Teréga’s field of expertise involves dealing with cybersecurity issues on a daily basis. How to ensure the digital impermeability of all the group’s activities – which are complementary but intrinsically different in their security challenges?
Finding the answer to these questions is the job of Philippe Puyou Lascassies, the group’s CISO, and Christophe Cuyala, the Operational Security Manager. They told us about their vision and their application of security in a particularly sensitive industry, that of energy.
Teréga, a player historically rooted in the territories
For more than 75 years, Teréga has been ensuring the development and proper management of its gas storage and transmission infrastructures. The future of energy is what guides the company, convinced that the energy transition of territories is at the heart of their economic and social development.
To improve gas transportation and develop its new applications, Teréga relies on a flexible local network. The company supports the development of local biogas production and promotes sustainable mobility, while preparing its network to handle new decarbonized gases, such as the hydrogen resulting from renewable electricity.
Historically, Teréga is a major player in gas infrastructure in France and Europe. “We are at the crossroads of Spain and France. As such, we are part of the major transits that go through Spain and up to the North. “explains Christophe Cuyala.
In addition to its transport activity, Teréga is a central link connecting energy producers and consumers, with security of supply as its core mission… Philippe Puyou Lascassies, the CISO, insists on the company’s particularity:
“Unlike other operators, we do both transport and storage. We not only carry out the major North-South transit, by unclogging certain upstream and downstream gas areas, but we also bring it to the distributors, right up to the city gates. The two activities are closely linked, and contribute to the smooth running of the delivery network to the distribution points.”
“We transport gases in the broadest sense”
This end-to-end involvement in gas transmission means that Teréga is well established in the areas it serves. This presence is reinforced by the diversity of the energies transported. “We also collect biogas, which is produced in the areas we serve. “explains Philippe Puyou Lascassies.
Christophe Cuyala, for his part, has his eyes on the future. “We are also developing our activities around hydrogen, by preparing our infrastructures. We transport gases in the broadest sense. Tomorrow it will be hydrogen, but it could just as easily be CO2.“
Teréga, crucial digital security challenges
Considering its sector of activity, it is clear that Teréga is subject to an increased duty of digital security. The company must comply with a number of French and European regulations. As an energy transporter, Teréga is, for example, subject to the NIS Directive, as well as the future NIS2.
Philippe Puyou Lascassies didn’t wait for regulations to ensure the security of the group’s activities. “Cybersecurity has been an important issue for Teréga for a very long time. We’ve always had a cyber culture, which has developed and strengthened with the company’s digital transformation. “
It must be said that the stakes are high when you are an OES, an Operator of Essential Services (a French designation). Philippe explains:
“We obviously have the same IT challenges as all companies for our management applications and the proper functioning of our corporate IS. But we also have, in addition, industrial systems that support our sensitive activities.
We operate infrastructures that are critical – all the more so in the current context – and we fulfill a public service mission. We must therefore guarantee the continuity of service, the availability and integrity of the IT infrastructures that support these processes. Availability means operating the network at all times. And integrity is the processing of sensitive data; metering, billing… These are our true cybersecurity challenges.”
Christophe, the Operational Security Manager, backs up:
“And we don’t want to be blind to an industrial accident. We have to be able to supervise what is happening on our gas network at any time. Hence the importance of having the supervision system 100% operational.”
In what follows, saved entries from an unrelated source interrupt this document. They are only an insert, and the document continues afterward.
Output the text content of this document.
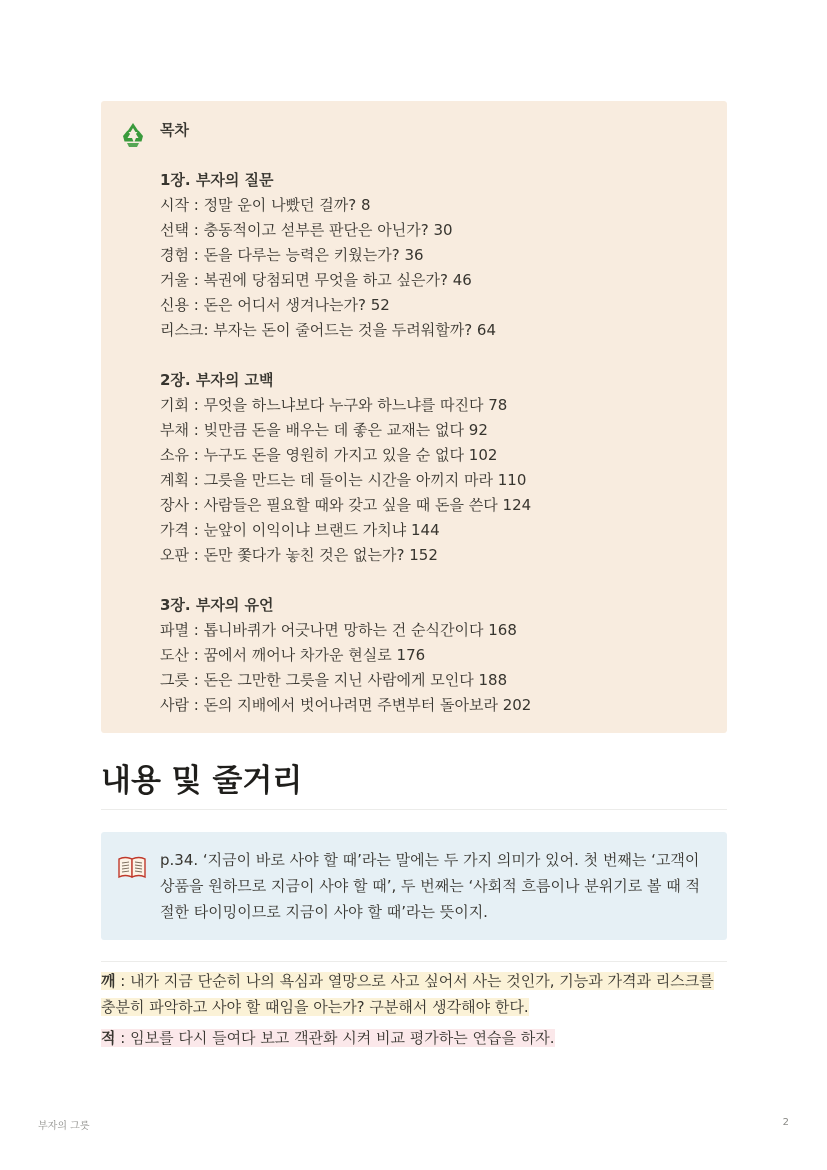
목차
1장. 부자의 질문
시작 : 정말 운이 나빴던 걸까? 8
선택 : 충동적이고 섣부른 판단은 아닌가? 30
경험 : 돈을 다루는 능력은 키웠는가? 36
거울 : 복권에 당첨되면 무엇을 하고 싶은가? 46
신용 : 돈은 어디서 생겨나는가? 52
리스크: 부자는 돈이 줄어드는 것을 두려워할까? 64
2장. 부자의 고백
기회 : 무엇을 하느냐보다 누구와 하느냐를 따진다 78
부채 : 빚만큼 돈을 배우는 데 좋은 교재는 없다 92
소유 : 누구도 돈을 영원히 가지고 있을 순 없다 102
계획 : 그릇을 만드는 데 들이는 시간을 아끼지 마라 110
장사 : 사람들은 필요할 때와 갖고 싶을 때 돈을 쓴다 124
가격 : 눈앞이 이익이냐 브랜드 가치냐 144
오판 : 돈만 쫓다가 놓친 것은 없는가? 152
3장. 부자의 유언
파멸 : 톱니바퀴가 어긋나면 망하는 건 순식간이다 168
도산 : 꿈에서 깨어나 차가운 현실로 176
그릇 : 돈은 그만한 그릇을 지닌 사람에게 모인다 188
사람 : 돈의 지배에서 벗어나려면 주변부터 돌아보라 202
내용 및 줄거리

p.34. ‘지금이 바로 사야 할 때’라는 말에는 두 가지 의미가 있어. 첫 번째는 ‘고객이 상품을 원하므로 지금이 사야 할 때’, 두 번째는 ‘사회적 흐름이나 분위기로 볼 때 적절한 타이밍이므로 지금이 사야 할 때’라는 뜻이지.

깨 : 내가 지금 단순히 나의 욕심과 열망으로 사고 싶어서 사는 것인가, 기능과 가격과 리스크를 충분히 파악하고 사야 할 때임을 아는가? 구분해서 생각해야 한다.

적 : 임보를 다시 들여다 보고 객관화 시켜 비교 평가하는 연습을 하자.

부자의 그릇	2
An in-depth digital transformation
In 2017, Teréga carried out an in-depth digital transformation, with the management part on one side and the industrial part on the other. For the corporate IS, the company’s digital transformation was carried out by integrating security by design, with choices such as the disappearance of VPNs or the adoption of the Zero Trust model.
Sanctuarising the gas transport network to reduce the attack surface
For the industrial part, the strategy was different. The objective was twofold: to collect data, while reducing the attack surface of the gas transport network. Christophe Cuyala explains:
“Today, the gas network’s pipe systems must be reduced to their simplest expression: to pass gas. That’s the point, we’re here to transport gas.
On the other hand, everything that we want to do afterwards in terms of value-added services must be done in systems designed for the cloud. With all the power of the cloud, with the tools of the cloud, with the security embedded in the cloud infrastructures. So the idea was to make a digital twin. To get the data that is in our industrial IS and make it available in the cloud, and build applications around it.
So we opened up the EIS, the management part. But on the other hand, we have reduced the attack surface of the IIS. This central part, the gas control, was sanctuarized. We really closed the network electrically to separate it from the rest.”
The CISO confirms: “We limit interactions with the outside. We let data out, but we limit and control everything that can come in.“
Digital transformation: in-house solutions
A question then arises: how to get information out if the network is isolated, cut off from the rest? To meet this challenge, Teréga could not rely on traditional market solutions. Philippe remembers:
“We needed to create a digital twin to make data available, to do simulation, to do predictive maintenance. These reasons are common to almost all companies. But given our constraints, our requirements and our internal strategy of keeping our production sanctuarized, we could not apply the usual solutions.
We had to create this twin and feed it in a slightly different way, with solutions and tools that could not be the same as those used so far in other industries.”
Since they couldn’t find a suitable solution, Philippe and Christophe created their own.
“We couldn’t find a solution on the market. We needed a solution that would allow us to retrieve the data as close as possible to production. That’s why we developed the Indabox. A box that allows us to collect information as close to the field as possible, without having to bring it back to the central office to upload it unidirectionally to the cloud.”
– Christophe Cuyala, Operational Security Manager
IO Base: an industrial data storage platform
With the Indabox, Teréga has therefore developed its own industrial data collection equipment. But it’s not just about collecting information, it’s also about storing it in the cloud. Here again, Teréga’s teams decided to take matters into their own hands by developing their own software solution. Christophe explains:
“We wanted to export our data to the cloud for forecasting and simulation. But for that, the basis of everything was to be able to collect the information. So to create an application that collects and allows us to visualize the data – our measures, our pressures on the whole network… So we developed IO Base, our industrial data storage platform.”
Teréga Solutions: from energy transporter to service provider
If Teréga had not found what it was looking for among the solutions already on the market, it was likely that other manufacturers were in the same situation. Manufacturers with the same constraints and needs. Industrialists who might need the two solutions developed by Teréga, the Indabox and the IO Base platform. It was obvious these solutions had to be brought to the market. The Teréga Solutions subsidiary was born.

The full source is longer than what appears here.